Improve support of older CUDA toolkit versions
- Provides fall-back for older versions of CUDA toolkit
- Using older versions of CUDA toolkit might result in
over-synchronization
Change-Id: I545e6625d2342be30cb759b90bda379e555d7370
diff --git a/internal/ceres/cuda_kernels_bsm_to_crs.cu.cc b/internal/ceres/cuda_kernels_bsm_to_crs.cu.cc
index 8be3553..a1ea6af 100644
--- a/internal/ceres/cuda_kernels_bsm_to_crs.cu.cc
+++ b/internal/ceres/cuda_kernels_bsm_to_crs.cu.cc
@@ -40,6 +40,43 @@
namespace ceres {
namespace internal {
+namespace {
+inline auto ThrustCudaStreamExecutionPolicy(cudaStream_t stream) {
+ // par_nosync execution policy was added in Thrust 1.16
+ // https://github.com/NVIDIA/thrust/blob/main/CHANGELOG.md#thrust-1160
+#if THRUST_VERSION < 101700
+ return thrust::cuda::par.on(stream);
+#else
+ return thrust::cuda::par_nosync.on(stream);
+#endif
+}
+// Allocate temporary memory on gpu, avoiding synchronization if possible
+template <typename T>
+T* AllocateTemporaryMemory(size_t num_elements, cudaStream_t stream) {
+ T* data;
+ // Stream-ordered alloactions are available since CUDA 11.4
+#if CUDART_VERSION < 11040
+#warning \
+ "Stream-ordered allocations are unavailable, consider updating CUDA toolkit"

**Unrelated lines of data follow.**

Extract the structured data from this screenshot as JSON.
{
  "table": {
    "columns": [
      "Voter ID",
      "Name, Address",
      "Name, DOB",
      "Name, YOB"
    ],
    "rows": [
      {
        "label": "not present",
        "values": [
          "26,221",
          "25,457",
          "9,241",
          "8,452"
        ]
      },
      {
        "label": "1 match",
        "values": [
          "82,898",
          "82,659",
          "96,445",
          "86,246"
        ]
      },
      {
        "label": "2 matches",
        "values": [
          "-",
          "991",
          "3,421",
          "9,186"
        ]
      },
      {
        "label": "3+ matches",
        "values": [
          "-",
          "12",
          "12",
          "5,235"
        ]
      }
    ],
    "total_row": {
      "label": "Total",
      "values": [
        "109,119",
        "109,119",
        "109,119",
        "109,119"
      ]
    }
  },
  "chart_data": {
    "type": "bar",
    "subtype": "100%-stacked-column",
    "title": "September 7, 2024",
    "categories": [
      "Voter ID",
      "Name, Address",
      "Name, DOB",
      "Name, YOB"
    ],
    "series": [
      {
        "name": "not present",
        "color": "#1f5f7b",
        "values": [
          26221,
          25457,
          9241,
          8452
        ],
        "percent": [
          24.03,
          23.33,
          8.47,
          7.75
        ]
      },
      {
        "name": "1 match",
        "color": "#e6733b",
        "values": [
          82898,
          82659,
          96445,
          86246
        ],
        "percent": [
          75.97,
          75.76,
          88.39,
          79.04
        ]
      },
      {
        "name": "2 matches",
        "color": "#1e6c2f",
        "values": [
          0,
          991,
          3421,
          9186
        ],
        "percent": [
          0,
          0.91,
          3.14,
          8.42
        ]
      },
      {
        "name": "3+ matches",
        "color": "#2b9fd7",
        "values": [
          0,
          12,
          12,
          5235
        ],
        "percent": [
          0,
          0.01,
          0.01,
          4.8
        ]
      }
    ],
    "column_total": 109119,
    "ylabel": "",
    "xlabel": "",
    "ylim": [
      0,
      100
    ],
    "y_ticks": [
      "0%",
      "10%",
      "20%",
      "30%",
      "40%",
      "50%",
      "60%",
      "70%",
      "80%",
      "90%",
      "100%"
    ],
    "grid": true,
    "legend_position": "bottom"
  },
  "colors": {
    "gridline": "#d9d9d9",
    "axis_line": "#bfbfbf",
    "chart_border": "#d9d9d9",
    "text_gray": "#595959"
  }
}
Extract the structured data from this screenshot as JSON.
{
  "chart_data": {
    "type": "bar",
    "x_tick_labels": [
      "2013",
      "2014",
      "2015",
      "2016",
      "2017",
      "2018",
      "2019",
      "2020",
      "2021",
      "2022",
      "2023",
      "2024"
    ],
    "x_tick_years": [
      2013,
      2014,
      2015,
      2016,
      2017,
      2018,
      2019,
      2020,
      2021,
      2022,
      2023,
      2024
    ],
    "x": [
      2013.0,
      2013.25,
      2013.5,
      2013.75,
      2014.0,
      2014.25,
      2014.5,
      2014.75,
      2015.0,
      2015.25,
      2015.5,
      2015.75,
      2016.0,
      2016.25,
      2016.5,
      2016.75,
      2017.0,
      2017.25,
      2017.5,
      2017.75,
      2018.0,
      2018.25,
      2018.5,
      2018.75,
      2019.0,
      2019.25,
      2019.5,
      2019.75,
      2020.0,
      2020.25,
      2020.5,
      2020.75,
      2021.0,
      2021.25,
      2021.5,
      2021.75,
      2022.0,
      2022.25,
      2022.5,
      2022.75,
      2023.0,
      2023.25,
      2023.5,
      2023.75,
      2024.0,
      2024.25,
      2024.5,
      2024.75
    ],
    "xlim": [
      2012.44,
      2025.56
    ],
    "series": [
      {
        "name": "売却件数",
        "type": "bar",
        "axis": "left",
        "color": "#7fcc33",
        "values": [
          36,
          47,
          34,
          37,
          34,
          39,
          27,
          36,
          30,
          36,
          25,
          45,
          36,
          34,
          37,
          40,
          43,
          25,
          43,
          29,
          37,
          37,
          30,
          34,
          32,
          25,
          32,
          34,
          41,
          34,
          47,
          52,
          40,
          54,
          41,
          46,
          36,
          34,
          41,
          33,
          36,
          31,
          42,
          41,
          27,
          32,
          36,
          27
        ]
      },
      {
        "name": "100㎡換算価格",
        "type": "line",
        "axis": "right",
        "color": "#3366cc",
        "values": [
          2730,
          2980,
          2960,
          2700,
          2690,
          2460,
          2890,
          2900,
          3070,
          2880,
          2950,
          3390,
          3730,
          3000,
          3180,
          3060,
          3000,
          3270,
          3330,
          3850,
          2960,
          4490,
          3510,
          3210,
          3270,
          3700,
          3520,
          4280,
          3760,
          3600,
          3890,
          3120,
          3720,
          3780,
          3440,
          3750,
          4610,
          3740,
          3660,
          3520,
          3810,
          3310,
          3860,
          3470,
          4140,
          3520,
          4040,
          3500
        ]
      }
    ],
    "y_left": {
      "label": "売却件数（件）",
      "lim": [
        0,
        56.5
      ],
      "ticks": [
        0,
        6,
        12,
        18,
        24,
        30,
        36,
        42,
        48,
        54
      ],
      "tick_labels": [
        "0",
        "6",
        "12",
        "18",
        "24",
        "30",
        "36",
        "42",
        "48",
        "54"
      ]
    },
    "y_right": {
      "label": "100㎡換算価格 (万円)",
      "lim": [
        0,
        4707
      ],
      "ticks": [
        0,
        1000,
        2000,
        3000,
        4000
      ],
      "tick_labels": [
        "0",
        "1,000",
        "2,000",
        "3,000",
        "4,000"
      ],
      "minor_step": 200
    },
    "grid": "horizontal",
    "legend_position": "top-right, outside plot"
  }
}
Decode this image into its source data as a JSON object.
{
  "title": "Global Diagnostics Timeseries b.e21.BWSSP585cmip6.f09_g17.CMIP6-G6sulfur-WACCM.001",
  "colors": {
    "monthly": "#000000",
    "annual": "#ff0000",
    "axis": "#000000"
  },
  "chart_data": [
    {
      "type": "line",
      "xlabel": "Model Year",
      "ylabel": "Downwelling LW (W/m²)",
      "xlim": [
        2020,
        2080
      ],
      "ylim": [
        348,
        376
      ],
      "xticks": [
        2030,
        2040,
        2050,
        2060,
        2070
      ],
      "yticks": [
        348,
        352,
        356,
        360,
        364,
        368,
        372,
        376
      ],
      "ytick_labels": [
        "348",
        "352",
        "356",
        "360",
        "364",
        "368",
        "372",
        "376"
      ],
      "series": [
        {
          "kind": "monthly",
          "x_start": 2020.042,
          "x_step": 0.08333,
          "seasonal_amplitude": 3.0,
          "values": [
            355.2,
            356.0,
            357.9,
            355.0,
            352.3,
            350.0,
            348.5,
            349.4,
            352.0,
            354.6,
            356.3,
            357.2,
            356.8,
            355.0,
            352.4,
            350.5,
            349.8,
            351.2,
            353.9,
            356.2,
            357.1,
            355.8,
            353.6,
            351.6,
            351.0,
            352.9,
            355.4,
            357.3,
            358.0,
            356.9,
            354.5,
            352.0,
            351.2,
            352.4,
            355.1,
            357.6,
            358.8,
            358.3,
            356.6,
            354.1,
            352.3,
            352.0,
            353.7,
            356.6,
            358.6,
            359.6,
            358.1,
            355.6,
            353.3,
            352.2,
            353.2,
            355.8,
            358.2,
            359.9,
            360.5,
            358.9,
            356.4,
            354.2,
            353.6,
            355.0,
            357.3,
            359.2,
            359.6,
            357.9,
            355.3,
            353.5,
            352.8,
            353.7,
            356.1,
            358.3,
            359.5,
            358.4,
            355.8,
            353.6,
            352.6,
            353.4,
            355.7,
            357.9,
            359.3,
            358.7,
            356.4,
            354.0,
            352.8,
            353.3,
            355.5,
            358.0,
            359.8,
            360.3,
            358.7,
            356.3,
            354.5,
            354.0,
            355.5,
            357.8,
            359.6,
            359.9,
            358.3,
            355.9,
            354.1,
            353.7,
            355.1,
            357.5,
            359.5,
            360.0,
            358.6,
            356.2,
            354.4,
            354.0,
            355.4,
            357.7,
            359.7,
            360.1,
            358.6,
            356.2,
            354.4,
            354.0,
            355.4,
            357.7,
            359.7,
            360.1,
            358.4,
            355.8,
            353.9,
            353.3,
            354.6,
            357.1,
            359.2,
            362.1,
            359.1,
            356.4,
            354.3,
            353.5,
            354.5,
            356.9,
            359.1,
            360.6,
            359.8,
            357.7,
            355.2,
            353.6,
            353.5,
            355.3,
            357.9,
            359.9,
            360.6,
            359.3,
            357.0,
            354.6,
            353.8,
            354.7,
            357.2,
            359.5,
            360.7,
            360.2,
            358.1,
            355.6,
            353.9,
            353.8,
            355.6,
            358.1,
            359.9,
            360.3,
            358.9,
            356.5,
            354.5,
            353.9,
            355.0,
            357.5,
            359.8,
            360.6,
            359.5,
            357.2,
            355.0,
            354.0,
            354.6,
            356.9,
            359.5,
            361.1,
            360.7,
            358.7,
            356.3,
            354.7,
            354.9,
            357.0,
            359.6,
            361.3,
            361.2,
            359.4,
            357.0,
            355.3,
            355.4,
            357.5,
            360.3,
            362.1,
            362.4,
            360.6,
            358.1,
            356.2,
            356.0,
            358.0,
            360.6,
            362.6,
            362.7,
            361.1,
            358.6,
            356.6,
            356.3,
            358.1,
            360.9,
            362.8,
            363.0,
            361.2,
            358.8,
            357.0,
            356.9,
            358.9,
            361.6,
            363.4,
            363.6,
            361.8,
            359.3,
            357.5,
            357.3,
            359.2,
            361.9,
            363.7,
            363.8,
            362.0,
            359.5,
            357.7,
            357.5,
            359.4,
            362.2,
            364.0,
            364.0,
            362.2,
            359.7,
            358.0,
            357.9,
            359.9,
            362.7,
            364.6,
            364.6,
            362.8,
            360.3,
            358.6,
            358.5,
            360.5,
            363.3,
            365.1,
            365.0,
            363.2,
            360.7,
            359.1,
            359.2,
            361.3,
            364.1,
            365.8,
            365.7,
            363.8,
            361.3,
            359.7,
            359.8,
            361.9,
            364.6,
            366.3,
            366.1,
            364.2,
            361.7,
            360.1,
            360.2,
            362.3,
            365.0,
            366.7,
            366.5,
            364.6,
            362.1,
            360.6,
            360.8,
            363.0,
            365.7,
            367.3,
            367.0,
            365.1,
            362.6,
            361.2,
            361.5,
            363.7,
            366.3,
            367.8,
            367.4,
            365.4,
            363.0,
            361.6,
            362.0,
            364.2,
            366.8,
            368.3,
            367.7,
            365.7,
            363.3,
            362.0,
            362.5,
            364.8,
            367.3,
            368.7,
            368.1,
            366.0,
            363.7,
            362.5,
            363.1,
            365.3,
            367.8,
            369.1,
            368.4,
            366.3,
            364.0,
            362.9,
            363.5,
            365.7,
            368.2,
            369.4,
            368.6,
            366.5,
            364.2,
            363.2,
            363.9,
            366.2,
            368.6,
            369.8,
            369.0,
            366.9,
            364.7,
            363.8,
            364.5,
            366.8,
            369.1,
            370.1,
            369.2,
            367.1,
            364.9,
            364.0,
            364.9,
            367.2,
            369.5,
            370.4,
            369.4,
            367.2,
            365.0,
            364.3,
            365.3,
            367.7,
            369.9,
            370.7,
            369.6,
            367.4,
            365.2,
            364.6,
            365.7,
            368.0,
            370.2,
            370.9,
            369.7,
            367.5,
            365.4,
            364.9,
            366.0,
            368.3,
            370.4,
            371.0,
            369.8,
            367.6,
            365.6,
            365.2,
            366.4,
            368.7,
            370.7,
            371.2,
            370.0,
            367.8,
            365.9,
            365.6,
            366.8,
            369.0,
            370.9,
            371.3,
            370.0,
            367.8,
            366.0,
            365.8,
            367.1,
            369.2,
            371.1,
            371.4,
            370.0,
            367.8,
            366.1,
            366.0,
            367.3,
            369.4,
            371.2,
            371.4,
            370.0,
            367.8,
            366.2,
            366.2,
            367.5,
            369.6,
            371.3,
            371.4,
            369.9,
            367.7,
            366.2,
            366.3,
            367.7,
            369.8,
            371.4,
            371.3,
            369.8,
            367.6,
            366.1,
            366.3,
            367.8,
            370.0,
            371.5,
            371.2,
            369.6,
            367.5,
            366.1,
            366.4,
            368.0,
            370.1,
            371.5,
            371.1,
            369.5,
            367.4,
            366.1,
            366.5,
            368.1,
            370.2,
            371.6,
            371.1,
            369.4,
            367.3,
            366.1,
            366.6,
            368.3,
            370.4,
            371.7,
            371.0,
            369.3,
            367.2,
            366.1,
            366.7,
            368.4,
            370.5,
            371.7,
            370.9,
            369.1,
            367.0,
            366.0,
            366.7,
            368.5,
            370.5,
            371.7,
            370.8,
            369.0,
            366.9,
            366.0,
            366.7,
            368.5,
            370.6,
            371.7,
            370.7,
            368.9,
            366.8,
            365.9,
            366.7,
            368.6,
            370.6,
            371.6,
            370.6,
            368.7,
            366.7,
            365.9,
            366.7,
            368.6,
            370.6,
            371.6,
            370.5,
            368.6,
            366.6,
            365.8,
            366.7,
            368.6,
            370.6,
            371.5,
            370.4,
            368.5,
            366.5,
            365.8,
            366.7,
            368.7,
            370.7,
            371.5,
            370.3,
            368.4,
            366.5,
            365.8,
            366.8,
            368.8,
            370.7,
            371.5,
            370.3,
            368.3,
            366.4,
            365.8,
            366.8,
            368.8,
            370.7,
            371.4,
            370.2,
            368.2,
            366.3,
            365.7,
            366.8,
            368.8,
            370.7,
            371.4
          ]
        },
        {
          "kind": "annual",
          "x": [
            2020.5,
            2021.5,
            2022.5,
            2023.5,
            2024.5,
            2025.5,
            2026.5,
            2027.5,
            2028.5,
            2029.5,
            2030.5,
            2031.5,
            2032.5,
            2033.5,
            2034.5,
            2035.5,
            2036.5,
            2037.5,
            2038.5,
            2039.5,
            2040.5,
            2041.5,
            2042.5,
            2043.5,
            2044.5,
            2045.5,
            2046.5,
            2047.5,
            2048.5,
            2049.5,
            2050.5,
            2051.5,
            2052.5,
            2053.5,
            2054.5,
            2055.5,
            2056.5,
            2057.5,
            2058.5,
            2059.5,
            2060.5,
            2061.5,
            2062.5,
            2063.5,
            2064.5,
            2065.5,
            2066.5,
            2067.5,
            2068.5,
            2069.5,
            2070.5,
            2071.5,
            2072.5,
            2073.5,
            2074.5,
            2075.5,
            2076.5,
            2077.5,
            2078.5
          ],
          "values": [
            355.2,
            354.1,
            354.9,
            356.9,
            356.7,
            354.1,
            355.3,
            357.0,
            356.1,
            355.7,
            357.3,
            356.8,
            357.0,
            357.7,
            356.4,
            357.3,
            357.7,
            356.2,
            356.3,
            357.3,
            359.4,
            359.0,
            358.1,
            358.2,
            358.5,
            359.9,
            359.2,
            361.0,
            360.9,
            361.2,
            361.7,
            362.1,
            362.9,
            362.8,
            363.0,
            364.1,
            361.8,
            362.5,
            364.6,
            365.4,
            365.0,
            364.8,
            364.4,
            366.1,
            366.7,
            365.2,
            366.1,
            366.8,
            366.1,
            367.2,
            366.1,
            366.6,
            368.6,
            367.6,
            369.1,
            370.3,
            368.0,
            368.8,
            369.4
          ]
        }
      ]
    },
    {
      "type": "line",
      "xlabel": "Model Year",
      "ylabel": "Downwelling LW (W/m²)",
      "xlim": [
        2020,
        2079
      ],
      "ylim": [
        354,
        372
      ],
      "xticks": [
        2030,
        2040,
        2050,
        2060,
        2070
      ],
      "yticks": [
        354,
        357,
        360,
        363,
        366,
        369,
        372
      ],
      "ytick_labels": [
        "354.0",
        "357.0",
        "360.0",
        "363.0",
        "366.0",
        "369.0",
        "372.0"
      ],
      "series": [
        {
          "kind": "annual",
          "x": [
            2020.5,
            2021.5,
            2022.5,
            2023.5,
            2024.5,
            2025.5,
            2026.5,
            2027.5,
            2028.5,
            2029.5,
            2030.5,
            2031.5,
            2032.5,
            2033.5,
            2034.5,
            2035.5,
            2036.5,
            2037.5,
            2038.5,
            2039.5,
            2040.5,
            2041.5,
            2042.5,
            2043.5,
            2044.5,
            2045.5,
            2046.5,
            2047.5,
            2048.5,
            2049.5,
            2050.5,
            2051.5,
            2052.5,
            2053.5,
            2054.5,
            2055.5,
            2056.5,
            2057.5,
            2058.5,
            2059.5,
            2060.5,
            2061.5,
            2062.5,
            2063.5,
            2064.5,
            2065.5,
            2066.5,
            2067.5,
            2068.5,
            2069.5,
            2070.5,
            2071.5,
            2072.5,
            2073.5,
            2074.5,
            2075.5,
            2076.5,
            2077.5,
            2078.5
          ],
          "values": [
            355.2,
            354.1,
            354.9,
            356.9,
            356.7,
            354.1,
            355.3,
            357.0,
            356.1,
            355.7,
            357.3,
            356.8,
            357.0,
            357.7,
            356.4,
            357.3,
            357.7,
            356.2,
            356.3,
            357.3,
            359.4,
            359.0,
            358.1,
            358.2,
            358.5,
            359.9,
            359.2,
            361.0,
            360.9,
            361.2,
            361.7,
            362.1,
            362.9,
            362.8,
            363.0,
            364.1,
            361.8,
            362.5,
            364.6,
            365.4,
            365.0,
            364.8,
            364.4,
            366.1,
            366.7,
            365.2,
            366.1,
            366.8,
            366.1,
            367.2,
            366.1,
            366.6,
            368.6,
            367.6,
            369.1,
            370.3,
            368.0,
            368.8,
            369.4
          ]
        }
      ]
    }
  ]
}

+ cudaMalloc(&data, sizeof(T) * num_elements);
+#else
+ cudaMallocAsync(&data, sizeof(T) * num_elements, stream);
+#endif
+ return data;
+}
+
+void FreeTemporaryMemory(void* data, cudaStream_t stream) {
+ // Stream-ordered alloactions are available since CUDA 11.4
+#if CUDART_VERSION < 11040
+#warning \
+ "Stream-ordered allocations are unavailable, consider updating CUDA toolkit"
+ cudaFree(data);
+#else
+ cudaFreeAsync(data, stream);
+#endif
+}
+} // namespace
+
// Fill row block id and nnz for each row using block-sparse structure
// represented by a set of flat arrays.
// Inputs:
@@ -144,8 +181,7 @@
cudaStream_t stream) {
// Set number of non-zeros per row in rows array and row to row-block map in
// row_block_ids array
- int* row_block_ids;
- cudaMallocAsync(&row_block_ids, sizeof(int) * num_rows, stream);
+ int* row_block_ids = AllocateTemporaryMemory<int>(num_rows, stream);
const int num_blocks_blockwise = NumBlocksInGrid(num_row_blocks + 1);
RowBlockIdAndNNZ<<<num_blocks_blockwise, kCudaBlockSize, 0, stream>>>(
num_row_blocks,
@@ -157,7 +193,7 @@
row_block_ids);
// Finalize row-index array of CRS strucure by computing prefix sum
thrust::inclusive_scan(
- thrust::cuda::par_nosync.on(stream), rows, rows + num_rows + 1, rows);
+ ThrustCudaStreamExecutionPolicy(stream), rows, rows + num_rows + 1, rows);
// Fill cols array of CRS structure and permutation from block-sparse to CRS
const int num_blocks_rowwise = NumBlocksInGrid(num_rows);
@@ -172,7 +208,7 @@
row_block_ids,
rows,
cols);
- cudaFreeAsync(row_block_ids, stream);
+ FreeTemporaryMemory(row_block_ids, stream);
}
template <typename T, typename Predicate>